The gastrointestinal tract is home to >10 times the number of bacteria than cells in the human body, functioning in a mutualistic relationship with their human host.43 Gut microbiota are known to function in immune responses and nutrient absorption and to regulate gut motility.44,45
When gut microbiota are no longer homeostatic (gut dysbiosis), the CNS receives signals to activate inflammatory processes. Alterations in gut microbiota have been linked to neurologic conditions, including AD, in which gut dysbiosis was associated with memory dysfunction and decreased hippocampal neurogenesis.46 Polyunsaturated FA intake has been associated with changes in gut microbiota and intestinal excretion of mucosal defense factors that exhibit anti-inflammatory effects. The data suggest an interesting relationship between polyunsaturated FAs, gut microbiota, and AD and an interesting direction to study PUTGs.
We did not see a significant association between saturated TGs and AD, although we did find a significant difference in PUTG component scores between diagnostic groups. A recent meta-analysis revealed that, over time, saturated fat intake was associated with an increase in AD risk.47 It is possible that blood TG levels do not accurately represent long-term saturated TG intake and, rather, that BMI may better represent the effects of highly saturated diets over time.48 Further studies are required to investigate these findings.
We hypothesized that APOE ε4 carrier status may influence how TGs associate with AD endophenotypes, given evidence that APOE ε4 polymorphisms influence fasting serum TG levels and play a significant role in AD.49 We did see a significant association of PUTGs with AD endophenotypes in analyses stratified for APOE ε4 carrier status, but there was not an overall modifying effect of APOE ε4 carrier status on the association of PUTGs with AD endophenotypes. Although the absence of an overall main effect of APOE ε4 carrier status limits generalizability, the association of serum TG subspecies with AD endophenotypes in APOE ε4 carriers is of heuristic value and warrants further investigation in a larger, independent study.
There are some limitations to our study.

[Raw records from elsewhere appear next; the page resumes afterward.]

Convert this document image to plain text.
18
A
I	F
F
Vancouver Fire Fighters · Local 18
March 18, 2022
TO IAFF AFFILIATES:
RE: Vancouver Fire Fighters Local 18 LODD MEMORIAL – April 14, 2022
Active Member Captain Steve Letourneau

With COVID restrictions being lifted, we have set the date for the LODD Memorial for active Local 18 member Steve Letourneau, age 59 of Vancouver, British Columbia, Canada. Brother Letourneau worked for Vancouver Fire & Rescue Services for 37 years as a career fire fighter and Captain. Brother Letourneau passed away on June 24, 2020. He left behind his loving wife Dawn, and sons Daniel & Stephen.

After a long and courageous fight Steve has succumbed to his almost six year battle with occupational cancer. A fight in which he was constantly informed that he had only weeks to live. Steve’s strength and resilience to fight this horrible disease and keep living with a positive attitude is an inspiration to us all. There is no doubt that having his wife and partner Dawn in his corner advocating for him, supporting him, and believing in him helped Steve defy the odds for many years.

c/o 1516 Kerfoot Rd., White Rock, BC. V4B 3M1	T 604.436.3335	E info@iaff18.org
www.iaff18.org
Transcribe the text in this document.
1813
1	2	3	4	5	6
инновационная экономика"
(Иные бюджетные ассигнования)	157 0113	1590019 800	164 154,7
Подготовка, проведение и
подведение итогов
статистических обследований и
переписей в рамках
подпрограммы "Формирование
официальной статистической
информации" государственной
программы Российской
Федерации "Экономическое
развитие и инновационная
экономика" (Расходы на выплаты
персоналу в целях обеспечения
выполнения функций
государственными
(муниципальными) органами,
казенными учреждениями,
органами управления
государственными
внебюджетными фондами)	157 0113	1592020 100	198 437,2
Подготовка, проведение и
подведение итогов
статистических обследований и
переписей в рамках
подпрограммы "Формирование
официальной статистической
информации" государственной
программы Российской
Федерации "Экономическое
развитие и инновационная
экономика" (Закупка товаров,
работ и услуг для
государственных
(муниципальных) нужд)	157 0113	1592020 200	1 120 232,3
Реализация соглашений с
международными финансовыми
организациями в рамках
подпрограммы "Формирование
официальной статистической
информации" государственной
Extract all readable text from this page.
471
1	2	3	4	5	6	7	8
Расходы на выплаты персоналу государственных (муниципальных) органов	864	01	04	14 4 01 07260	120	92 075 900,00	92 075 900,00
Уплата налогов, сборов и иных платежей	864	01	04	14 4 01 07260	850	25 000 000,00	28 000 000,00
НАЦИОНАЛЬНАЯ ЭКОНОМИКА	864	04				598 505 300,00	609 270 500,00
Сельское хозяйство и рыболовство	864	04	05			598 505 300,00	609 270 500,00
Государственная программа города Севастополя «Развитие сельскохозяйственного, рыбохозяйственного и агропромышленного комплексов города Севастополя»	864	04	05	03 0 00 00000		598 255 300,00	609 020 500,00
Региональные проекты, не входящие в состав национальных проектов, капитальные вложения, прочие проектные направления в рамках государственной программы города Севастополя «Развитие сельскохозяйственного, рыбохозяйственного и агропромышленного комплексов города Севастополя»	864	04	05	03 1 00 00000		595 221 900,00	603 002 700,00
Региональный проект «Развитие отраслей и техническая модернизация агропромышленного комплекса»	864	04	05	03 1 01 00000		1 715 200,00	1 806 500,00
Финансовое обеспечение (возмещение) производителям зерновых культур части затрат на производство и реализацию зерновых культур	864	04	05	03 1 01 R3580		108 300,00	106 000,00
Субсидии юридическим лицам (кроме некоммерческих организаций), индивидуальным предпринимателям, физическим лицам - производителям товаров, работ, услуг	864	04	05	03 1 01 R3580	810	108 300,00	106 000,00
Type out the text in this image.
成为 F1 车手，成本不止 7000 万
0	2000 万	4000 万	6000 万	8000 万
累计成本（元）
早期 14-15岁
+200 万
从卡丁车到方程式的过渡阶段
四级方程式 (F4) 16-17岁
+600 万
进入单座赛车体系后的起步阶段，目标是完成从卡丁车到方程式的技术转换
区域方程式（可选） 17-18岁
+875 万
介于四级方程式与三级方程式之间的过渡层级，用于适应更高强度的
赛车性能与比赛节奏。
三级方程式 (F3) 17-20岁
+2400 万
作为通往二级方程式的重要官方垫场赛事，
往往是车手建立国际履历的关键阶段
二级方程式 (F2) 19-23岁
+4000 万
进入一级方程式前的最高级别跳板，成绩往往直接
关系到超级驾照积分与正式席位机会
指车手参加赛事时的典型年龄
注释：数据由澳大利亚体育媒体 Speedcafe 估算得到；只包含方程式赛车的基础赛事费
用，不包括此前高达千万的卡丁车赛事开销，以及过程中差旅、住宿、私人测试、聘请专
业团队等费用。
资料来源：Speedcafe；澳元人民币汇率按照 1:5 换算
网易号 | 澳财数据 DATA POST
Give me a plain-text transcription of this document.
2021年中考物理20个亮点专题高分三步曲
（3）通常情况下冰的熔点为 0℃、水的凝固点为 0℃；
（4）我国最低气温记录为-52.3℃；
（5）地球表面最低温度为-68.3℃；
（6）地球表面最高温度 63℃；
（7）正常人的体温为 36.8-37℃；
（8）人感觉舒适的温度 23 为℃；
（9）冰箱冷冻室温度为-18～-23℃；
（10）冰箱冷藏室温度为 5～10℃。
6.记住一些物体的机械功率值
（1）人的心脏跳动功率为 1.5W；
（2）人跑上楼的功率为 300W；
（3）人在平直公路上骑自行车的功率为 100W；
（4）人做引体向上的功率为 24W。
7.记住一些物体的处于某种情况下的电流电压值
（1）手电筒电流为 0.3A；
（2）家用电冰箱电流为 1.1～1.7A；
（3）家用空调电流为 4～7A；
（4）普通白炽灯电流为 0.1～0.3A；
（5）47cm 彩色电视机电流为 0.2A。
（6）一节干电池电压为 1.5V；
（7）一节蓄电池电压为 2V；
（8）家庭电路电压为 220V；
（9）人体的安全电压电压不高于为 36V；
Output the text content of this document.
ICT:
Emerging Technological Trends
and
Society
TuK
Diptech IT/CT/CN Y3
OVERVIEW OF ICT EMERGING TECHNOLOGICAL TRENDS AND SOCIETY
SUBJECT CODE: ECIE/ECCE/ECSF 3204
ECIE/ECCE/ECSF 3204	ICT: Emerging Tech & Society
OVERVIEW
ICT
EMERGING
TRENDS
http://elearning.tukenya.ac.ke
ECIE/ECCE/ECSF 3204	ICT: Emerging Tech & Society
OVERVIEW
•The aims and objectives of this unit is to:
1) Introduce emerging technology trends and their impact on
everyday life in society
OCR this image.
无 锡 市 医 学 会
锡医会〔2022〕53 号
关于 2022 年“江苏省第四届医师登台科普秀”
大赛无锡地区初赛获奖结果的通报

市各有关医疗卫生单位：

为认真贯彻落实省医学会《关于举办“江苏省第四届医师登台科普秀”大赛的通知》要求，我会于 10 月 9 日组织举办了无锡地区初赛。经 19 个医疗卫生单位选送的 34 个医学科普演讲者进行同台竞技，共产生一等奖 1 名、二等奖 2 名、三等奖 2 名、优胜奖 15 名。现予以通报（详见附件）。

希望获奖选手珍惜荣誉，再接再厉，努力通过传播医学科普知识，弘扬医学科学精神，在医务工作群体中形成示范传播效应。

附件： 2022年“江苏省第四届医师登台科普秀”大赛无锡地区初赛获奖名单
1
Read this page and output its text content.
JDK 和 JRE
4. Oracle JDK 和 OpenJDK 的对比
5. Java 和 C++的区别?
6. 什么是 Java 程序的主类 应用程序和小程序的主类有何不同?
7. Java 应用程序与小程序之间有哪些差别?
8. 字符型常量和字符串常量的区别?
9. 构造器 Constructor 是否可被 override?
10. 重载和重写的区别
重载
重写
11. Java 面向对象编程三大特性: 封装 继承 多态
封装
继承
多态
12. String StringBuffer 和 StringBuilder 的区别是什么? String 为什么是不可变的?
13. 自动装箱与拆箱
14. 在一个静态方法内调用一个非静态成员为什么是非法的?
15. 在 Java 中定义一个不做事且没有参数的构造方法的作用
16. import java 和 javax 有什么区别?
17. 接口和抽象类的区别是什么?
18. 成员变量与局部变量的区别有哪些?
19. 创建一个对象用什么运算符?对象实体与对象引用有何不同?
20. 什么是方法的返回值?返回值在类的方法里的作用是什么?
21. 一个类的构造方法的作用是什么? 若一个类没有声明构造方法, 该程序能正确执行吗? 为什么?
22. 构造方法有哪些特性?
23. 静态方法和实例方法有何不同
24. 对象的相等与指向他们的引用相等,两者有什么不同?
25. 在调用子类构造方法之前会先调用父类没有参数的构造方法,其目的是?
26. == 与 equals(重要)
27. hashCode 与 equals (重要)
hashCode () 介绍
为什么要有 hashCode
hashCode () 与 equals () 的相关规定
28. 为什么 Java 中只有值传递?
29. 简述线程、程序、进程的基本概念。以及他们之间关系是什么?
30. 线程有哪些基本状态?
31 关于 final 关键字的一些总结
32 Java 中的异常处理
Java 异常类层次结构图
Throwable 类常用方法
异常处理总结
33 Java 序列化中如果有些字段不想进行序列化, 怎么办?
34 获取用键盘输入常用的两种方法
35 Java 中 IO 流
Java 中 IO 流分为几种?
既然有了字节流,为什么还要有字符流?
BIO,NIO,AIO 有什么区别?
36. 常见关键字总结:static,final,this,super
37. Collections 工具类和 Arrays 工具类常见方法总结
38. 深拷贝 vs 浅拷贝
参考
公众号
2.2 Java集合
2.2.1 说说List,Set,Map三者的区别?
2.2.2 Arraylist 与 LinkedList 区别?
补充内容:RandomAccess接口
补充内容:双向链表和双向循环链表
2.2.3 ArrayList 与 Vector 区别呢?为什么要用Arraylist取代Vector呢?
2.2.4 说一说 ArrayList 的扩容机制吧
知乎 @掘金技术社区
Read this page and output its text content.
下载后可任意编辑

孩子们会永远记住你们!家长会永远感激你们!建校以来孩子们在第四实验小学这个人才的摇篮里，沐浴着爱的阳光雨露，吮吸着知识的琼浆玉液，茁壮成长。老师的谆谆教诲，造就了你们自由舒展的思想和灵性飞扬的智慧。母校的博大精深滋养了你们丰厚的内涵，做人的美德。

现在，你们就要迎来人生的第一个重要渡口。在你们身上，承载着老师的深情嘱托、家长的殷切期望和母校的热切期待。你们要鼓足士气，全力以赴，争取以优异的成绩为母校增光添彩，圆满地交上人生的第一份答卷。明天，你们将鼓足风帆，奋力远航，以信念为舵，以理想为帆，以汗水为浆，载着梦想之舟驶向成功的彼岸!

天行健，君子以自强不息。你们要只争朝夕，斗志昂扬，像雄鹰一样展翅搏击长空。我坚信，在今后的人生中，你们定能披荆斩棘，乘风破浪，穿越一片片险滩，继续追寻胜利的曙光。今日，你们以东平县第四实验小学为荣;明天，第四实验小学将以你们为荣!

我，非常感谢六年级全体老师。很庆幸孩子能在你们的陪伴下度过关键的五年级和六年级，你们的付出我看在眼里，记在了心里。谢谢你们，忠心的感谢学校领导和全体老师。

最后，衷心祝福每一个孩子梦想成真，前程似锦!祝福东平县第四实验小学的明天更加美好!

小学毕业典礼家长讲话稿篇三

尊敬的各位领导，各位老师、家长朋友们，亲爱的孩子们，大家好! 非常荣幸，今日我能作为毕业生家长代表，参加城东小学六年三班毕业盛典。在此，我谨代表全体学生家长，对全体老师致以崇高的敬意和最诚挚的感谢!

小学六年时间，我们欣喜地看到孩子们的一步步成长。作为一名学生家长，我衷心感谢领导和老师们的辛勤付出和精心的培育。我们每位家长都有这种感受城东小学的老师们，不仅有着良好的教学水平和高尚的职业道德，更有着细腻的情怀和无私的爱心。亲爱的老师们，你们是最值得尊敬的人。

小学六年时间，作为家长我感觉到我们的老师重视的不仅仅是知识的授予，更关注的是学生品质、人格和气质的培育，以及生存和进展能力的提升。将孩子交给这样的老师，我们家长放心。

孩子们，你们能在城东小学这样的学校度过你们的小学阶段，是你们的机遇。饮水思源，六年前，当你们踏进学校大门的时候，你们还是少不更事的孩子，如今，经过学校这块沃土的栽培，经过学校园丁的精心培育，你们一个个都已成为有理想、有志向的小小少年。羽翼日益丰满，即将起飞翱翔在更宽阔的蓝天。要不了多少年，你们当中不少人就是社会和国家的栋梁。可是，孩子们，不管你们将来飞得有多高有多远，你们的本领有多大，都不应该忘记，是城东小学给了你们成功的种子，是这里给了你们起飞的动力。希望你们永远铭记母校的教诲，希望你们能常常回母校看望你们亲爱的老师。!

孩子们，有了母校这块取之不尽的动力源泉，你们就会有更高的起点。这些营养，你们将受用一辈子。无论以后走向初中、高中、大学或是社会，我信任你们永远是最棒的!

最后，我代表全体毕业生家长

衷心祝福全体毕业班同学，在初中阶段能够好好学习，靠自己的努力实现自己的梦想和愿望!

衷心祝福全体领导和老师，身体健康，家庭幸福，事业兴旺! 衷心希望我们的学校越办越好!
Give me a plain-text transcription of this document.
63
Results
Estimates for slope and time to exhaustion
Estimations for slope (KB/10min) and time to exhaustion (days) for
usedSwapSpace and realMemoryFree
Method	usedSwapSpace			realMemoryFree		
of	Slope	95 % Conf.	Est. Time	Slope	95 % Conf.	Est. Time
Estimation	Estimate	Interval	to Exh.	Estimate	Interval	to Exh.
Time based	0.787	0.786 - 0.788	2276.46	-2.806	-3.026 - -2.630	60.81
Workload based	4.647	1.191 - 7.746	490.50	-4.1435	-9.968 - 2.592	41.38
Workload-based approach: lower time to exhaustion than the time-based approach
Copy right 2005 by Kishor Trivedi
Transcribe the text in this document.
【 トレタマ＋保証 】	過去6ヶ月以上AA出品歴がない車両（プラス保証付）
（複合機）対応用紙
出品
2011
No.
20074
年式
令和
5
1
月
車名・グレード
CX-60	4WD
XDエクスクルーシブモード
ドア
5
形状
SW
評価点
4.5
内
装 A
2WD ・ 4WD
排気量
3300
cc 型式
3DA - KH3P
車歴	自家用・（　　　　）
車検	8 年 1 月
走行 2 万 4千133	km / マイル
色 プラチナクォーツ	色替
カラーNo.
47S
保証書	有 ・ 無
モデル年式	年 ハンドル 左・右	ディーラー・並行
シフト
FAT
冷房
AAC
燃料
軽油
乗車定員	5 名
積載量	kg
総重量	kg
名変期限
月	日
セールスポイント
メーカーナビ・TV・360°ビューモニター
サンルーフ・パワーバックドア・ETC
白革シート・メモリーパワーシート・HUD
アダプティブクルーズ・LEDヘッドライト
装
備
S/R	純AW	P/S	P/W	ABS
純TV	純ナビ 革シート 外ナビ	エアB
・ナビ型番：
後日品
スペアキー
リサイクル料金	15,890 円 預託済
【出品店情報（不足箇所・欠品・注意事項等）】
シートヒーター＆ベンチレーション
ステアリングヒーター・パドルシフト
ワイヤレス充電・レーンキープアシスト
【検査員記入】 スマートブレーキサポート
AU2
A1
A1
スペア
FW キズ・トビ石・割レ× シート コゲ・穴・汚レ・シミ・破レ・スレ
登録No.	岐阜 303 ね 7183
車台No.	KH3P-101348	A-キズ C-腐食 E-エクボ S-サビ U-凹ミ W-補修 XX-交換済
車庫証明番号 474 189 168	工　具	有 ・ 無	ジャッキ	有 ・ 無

The ADNI observational cohort was designed to be typical of participants who enroll in clinical trials but is not necessarily representative of the broader community as would be found in epidemiologically derived samples. Because ADNI is a largely white sample with a high mean education, the present results should not be generalized to community-based populations without further investigation. It will be important to repeat these analyses in more socioeconomically, educationally, and racially diverse samples.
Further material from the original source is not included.